Martine fait bien les choses ! Elle nous prépare de bons repas, dont nous profiterons de moins en moins car le ventre des trois Blancs se détraque rapidement, et nous a planifié un programme d’excursions et de visites… dense ! Nous commençons le dimanche avec une excursion au bord du lac de Maga, à la frontière avec le Tchad. C’est un lac artificiel qui se trouve à 80 km de Maroua… bon, 80 km dont une bonne partie de piste. Le lac, saison sèche oblige, est plutôt bas. Nous assistons au spectacle de la vente des poissons ramenés par les pêcheurs. Il fait très chaud ! Et je fais l’erreur de rester un peu plus au soleil que nécessaire, bon, à peine 10 minutes, mais la fièvre ne tardera pas à monter dans la soirée. Insolation…
Non loin de Maga se trouve le village de Pouss, célèbre pour ses cases obus. Ce style d’architecture unique est malheureusement en voie de disparition, car la construction d’une telle case prend jusqu’à 6 mois, et les constructions restantes ne sont désormais plus que des attractions pour les touristes. Joli et atypique tout de même…
Le mardi, c’est un jour idéal pour aller en visite à Foulou, le village des parents de Martine. Jour idéal, car sa maman brasse la bière de mil, le bil-bil, pour la vendre au marché du village. Faite à partir de cette céréale typique du Grand Nord camerounais, la bière de mil existe en deux variétés, une sucrée, l’autre un peu plus alcoolisée. Cela reste très raisonnable ! Nous découvrons donc un grand village et ses habitants très accueillants. Tout le monde veut se faire prendre en photos et pouvoir se voir directement après sur l’écran LCD de l’appareil impressionne beaucoup ! La vie au village est certes rude, mais elle paraît aussi bien agréable par certains aspects. Le stress n’est pas celui des villes. Le papa de Martine m’a confié n’avoir aucune envie de perdre l’espace qu’il a tout autour de chez lui pour une petite maison serrée en ville.

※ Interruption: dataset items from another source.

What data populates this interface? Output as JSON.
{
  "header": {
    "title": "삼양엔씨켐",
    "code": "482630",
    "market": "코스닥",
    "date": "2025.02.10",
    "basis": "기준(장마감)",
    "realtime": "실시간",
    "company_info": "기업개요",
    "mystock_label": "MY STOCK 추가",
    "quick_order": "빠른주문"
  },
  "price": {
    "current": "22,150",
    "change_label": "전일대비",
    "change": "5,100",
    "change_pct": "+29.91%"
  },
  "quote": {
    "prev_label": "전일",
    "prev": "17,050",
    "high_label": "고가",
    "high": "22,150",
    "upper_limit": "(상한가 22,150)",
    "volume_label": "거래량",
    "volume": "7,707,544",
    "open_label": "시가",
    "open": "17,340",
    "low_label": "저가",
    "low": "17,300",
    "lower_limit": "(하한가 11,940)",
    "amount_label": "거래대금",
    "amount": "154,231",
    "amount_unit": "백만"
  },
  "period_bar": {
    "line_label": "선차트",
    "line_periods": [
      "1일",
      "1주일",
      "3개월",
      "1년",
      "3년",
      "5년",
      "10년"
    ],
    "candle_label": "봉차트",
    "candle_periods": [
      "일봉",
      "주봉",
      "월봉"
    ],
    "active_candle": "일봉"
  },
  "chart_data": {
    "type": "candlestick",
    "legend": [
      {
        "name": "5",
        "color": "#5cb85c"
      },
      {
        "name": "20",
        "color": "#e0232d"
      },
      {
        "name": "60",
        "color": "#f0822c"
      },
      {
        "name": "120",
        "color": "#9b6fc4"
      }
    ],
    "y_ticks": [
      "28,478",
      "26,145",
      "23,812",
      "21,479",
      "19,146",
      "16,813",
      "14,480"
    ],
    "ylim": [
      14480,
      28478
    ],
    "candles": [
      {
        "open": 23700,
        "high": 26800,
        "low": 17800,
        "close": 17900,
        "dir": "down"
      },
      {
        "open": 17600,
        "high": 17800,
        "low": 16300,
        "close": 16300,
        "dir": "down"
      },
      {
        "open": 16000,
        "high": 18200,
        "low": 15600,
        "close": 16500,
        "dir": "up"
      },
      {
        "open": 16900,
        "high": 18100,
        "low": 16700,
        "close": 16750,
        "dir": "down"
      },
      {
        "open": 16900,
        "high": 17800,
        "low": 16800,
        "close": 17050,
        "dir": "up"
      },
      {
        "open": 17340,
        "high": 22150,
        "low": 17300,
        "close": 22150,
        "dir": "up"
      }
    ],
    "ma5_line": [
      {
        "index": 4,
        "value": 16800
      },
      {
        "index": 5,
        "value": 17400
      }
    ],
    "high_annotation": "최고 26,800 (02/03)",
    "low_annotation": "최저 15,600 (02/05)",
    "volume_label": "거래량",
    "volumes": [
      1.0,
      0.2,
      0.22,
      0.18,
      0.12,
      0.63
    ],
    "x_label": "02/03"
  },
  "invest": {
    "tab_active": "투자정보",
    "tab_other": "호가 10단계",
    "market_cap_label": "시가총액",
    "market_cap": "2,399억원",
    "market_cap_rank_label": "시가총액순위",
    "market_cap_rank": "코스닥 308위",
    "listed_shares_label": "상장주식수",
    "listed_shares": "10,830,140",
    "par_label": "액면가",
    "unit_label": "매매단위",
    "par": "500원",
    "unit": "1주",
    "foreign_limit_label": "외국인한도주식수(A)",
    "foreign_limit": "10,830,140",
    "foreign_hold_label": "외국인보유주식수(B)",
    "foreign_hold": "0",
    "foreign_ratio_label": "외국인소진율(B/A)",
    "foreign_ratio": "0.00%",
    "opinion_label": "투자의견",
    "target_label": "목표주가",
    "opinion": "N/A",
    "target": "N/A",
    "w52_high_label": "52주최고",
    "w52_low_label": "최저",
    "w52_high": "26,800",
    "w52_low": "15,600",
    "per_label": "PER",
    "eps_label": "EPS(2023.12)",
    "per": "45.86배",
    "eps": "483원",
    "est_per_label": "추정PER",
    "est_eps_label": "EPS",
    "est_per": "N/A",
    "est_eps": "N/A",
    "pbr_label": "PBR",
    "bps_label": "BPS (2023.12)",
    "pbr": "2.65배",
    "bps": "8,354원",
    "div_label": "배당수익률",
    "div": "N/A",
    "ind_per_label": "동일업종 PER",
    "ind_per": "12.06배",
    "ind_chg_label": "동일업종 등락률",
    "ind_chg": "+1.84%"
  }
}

Mercredi après-midi, départ pour le nord (du nord !) et le parc de Waza. C’est un des parcs les plus connus du Cameroun et je l’avais déjà visité en 2002. J’avais d’ailleurs été bien déçu ! Aller à Waza est une expérience en soi : depuis Maroua, il y a 120 km de goudron, dont plus des 2/3 très fortement dégradés. Impossible de rouler vite, obligation de rester toujours concentré, car des trous de 30 cm de profondeur émaillent la chaussée, de manière aléatoire sur toute sa largeur.
Mais le voyageur intrépide est récompensé en approchant de l’entrée du parc : deux girafes, à une cinquantaine de mètres de la route, souhaitent la bienvenue. Caroline est aux anges ! Arrivés un peu tard (vers 17h00, la nuit tombant à 18h45), nous négocions pour pouvoir encore vite entrer dans le parc et faire un premier, rapide, tour. Avec une superbe luminosité, plus pour les yeux que pour l’appareil photo, nous voyons nos premiers animaux : encore une girafe, un hippotrague, un renard, des damalisques, des pintades en grand nombre,… Il y a relativement peu d’animaux car la chaleur extrême a conduit la majeure partie a migré vers des parties plus reculées du parc où il y a encore de l’eau. Dans notre partie, seule une mare existe encore, grâce au gigantesque camion-citerne, sans freins, qui vient y déverser de l’eau chaque jour.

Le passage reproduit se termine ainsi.